4)  Jeju Air conducts due diligence on the acquisition of Asiana Cargo by Bain & Company.


  • Jeju Air is conducting due diligence on Asiana Airlines' cargo business division in collaboration with Bain & Company. They are also actively considering a consortium proposal from multiple private equity (PE) funds.Previously perceived as somewhat indifferent towards the acquisition competition, Jeju Air has now emerged as the most promising candidate, showcasing a significant change in their approach.

  •  Jeju Air has selected Bain & Company as the lead manager for the acquisition and is currently conducting due diligence on Asiana Airlines' cargo business division. Within Bain & Company, the industrial and service (AMS - Advanced Manufacturing Services) sector is highly regarded for its understanding of the aviation industry. In contrast to other potential acquirers such as low-cost carriers (LCCs) who engaged the top four domestic accounting firms as lead managers, Jeju Air opted for the global consulting firm, Bain & Company, despite the higher costs.

  •  Jeju Air is actively considering a consortium proposal consisting of multiple PEs and financial investors (FIs). Until early last week, there were reports within the investment banking industry that Jeju Air was not even considering reviewing acquisition financing proposals. However, the situation quickly changed in the latter half of last week.

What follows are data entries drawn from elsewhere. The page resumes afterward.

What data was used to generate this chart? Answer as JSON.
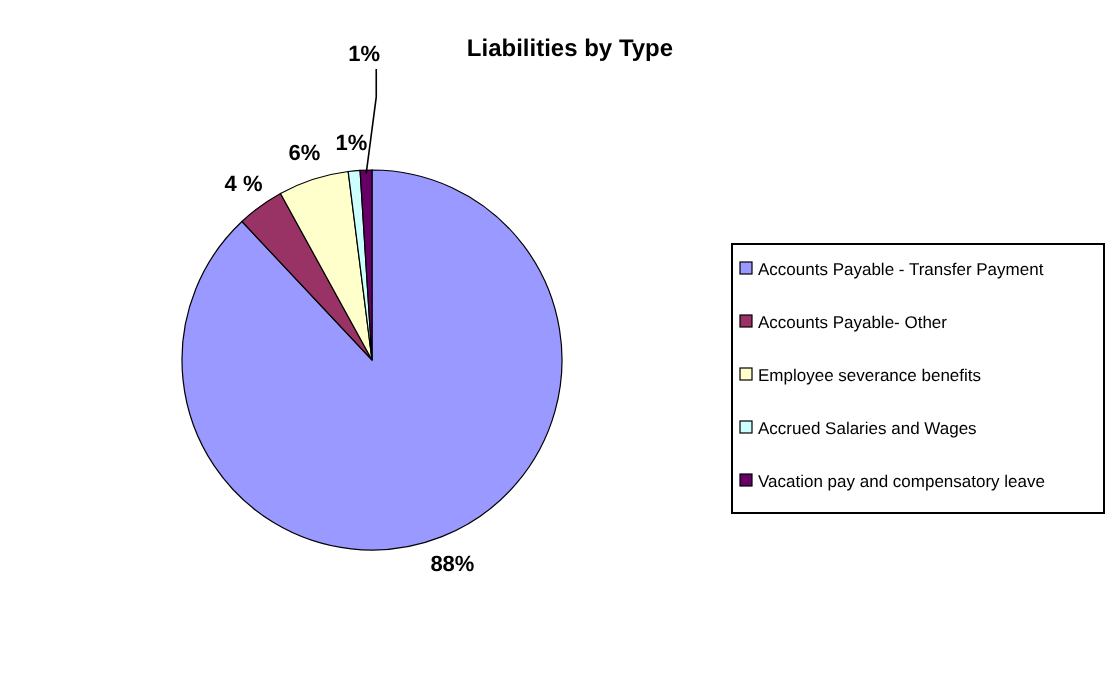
{
  "chart_data": {
    "type": "pie",
    "title": "Liabilities by Type",
    "categories": [
      "Accounts Payable - Transfer Payment",
      "Accounts Payable- Other",
      "Employee severance benefits",
      "Accrued Salaries and Wages",
      "Vacation pay and compensatory leave"
    ],
    "values": [
      88,
      4,
      6,
      1,
      1
    ],
    "colors": [
      "#9999ff",
      "#993366",
      "#ffffcc",
      "#ccffff",
      "#660066"
    ],
    "value_labels": [
      "88%",
      "4 %",
      "6%",
      "1%",
      "1%"
    ],
    "legend": "right"
  }
}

  • Competing LCCs are on high alert. Korean Air must obtain approval from the European Union (EU) and US competition authorities before completing the merger process with Asiana Airlines. The prerequisite condition set by these competition authorities is to bring in a viable acquisition candidate that can ensure effective competition. Industry insiders are voicing that, in reality, the only company that meets the conditions set by the competition authorities is Jeju Air, the top LCC in Korea.

  •  The due diligence on Asiana Airlines' cargo business division is expected to continue until the 19th of next month. Once the due diligence is completed, Korean Air, Industrial Bank of Korea, and other selling parties will proceed with the final bidding and select a preferred negotiating partner. Potential acquirers are estimating the sale price for Asiana Airlines' cargo business division to be around 300 billion Korean Won.


5)  항공사/GSA Event update

(1) Agreement on Increased Air Traffic Rights at the Korea-Kazakhstan Aviation Dialogue

During the Korea-Kazakhstan aviation dialogue held from the 20th, both countries reached an agreement to increase air traffic rights. As a result of this aviation dialogue, the passenger traffic rights that were previously limited to 1,450 seats per week will be changed to a frequency-based system. The Incheon-Almaty route will be expanded to operate up to 7 flights per week, while all other routes except Incheon-Almaty will be expanded to operate up to 14 flights per week, allowing a total of 21 weekly flights. Additionally, the two countries have agreed to establish 20 weekly cargo traffic rights.

According to the Korea-Kazakhstan Air Transport Agreement, Korean designated airlines are Asiana Airlines and T'way Air, while Kazakhstan designated Air Astana as their airline.

(2) Eastar Jet (ZE) Regains Cargo Air Operator Certificate (AOC)

According to the Ministry of Land, Infrastructure and Transport and the aviation industry on March 25th, it has been confirmed that Eastar Jet has obtained a cargo AOC after approximately 4 years.

(3) Air Oké (RF) Expands Operations to Incheon Airport

After the mandatory use period at Cheongju International Airport hub ends in April, Air Oké plans to operate flights to Incheon-Tokyo/Taiwan and other destinations during the summer season. The planned period of operation is from late May to July.

(4) WestJet (WS) to Commence Direct Flights from Incheon to Calgary on May 18th

The ICN-YYC flight with the schedule 2245/1815 will operate three times a week. The sales will be conducted by GSA Good Man GSL. The aircraft model for this route will be the "B787 Dreamliner."